True to its title, there are two intersecting stories in Parallel Mothers. Janis (Penélope Cruz once again giving birth, playing queer, and doing career best work for Almodóvar) is a photographer whose great-grandfather was killed by Franco’s regime. His remains are in an unmarked grave and she asks a forensic anthropologist named Arturo (Israel Elejalde) if he can help excavate this site. He agrees but in the meantime they begin having an affair, Janis gets pregnant, and Arturo goes back to his wife. At the hospital, Janis meets our second story, Ana (Milena Smit), a teenager giving birth at the same time as Janis. The years pass and the plot turns with reliably Almodóvarian melodrama. Spoiler: Ana cuts off her hair, dyes it blonde, and becomes super gay.

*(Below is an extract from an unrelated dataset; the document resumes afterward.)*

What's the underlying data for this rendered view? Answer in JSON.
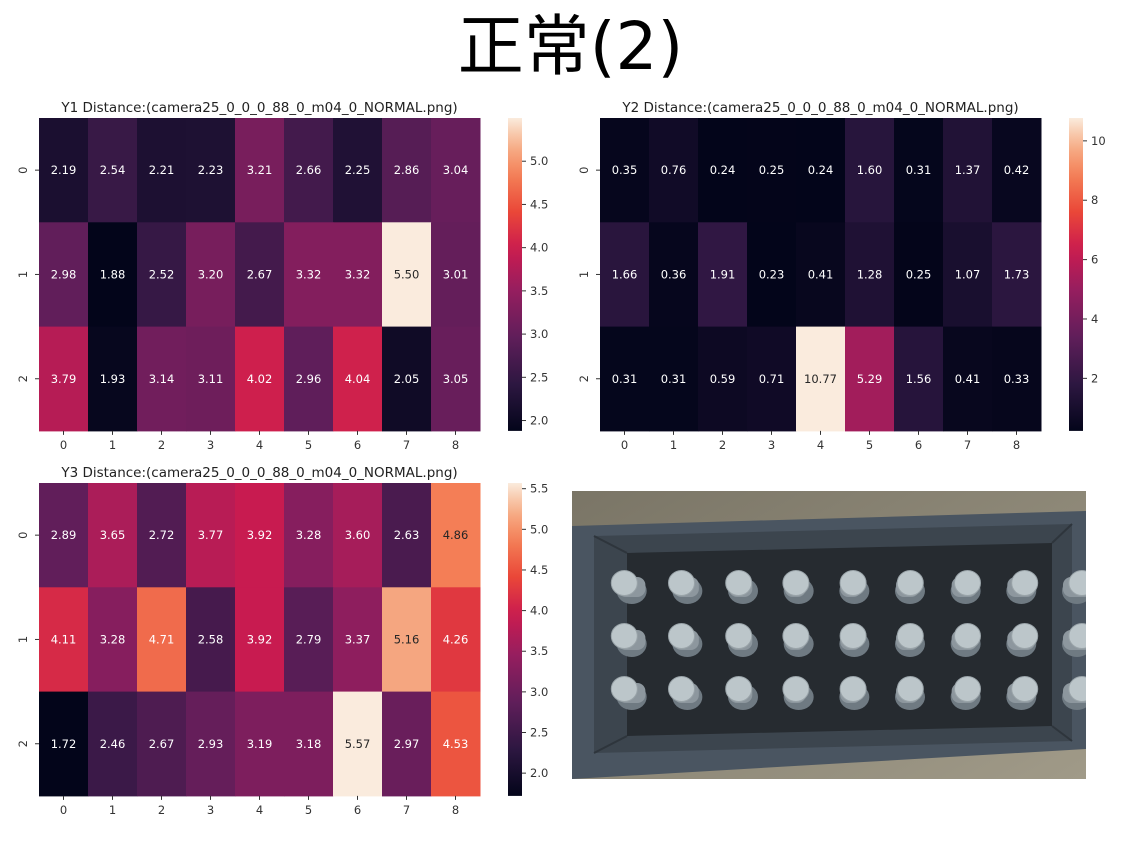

It’s not that Janis and Ana don’t feel real — Almodóvar is too good of a writer and works with too good of actresses for this to be the case — it’s just that reality is not his primary goal. Within his melodrama and metaphors, he is reaching for something deeper. This is a movie about the importance of living in the past — not out of nostalgia, but out of accountability. It’s Almodóvar’s complicated reverence for his mother, unabashed reverence for lesbians, and reluctant reverence for his own femininity, that result in a story where queer women are the only ones capable of interrupting cycles of generational trauma.

Almodóvar wants us to reflect on the narratives we’ve been given. He wants us to reflect on a world where being apolitical is valued, where the sins of a nation are oft-ignored, and where the definitions of family and community suffocate. Maybe queerness is an answer. Maybe femininity is an answer. Maybe it’s up to us to change the patterns that hurt us most.

I spent the first few months of 2021 binge watching Almodóvar movies. I was working on a new script and needed a reminder of what it means to make queer cinema that combines political awareness with political unease. Almodóvar’s filmography is filled with discomfort, humor and pathos that challenge the status quo and the challengers of the status quo. His films are graphically sexual, unapologetically gay, and consistently surprising. He is a formal master with total control over color and framing and sound — and his style allows him the freedom to be messy in just about every other way.

Pedro Almodóvar’s work is not simple. His work is not perfect. His work is, at times, upsetting. It’s also joyous and colorful and filled with love. His movies are everything I want from queer cinema. Everything I want from art. Parallel Mothers is one of his best.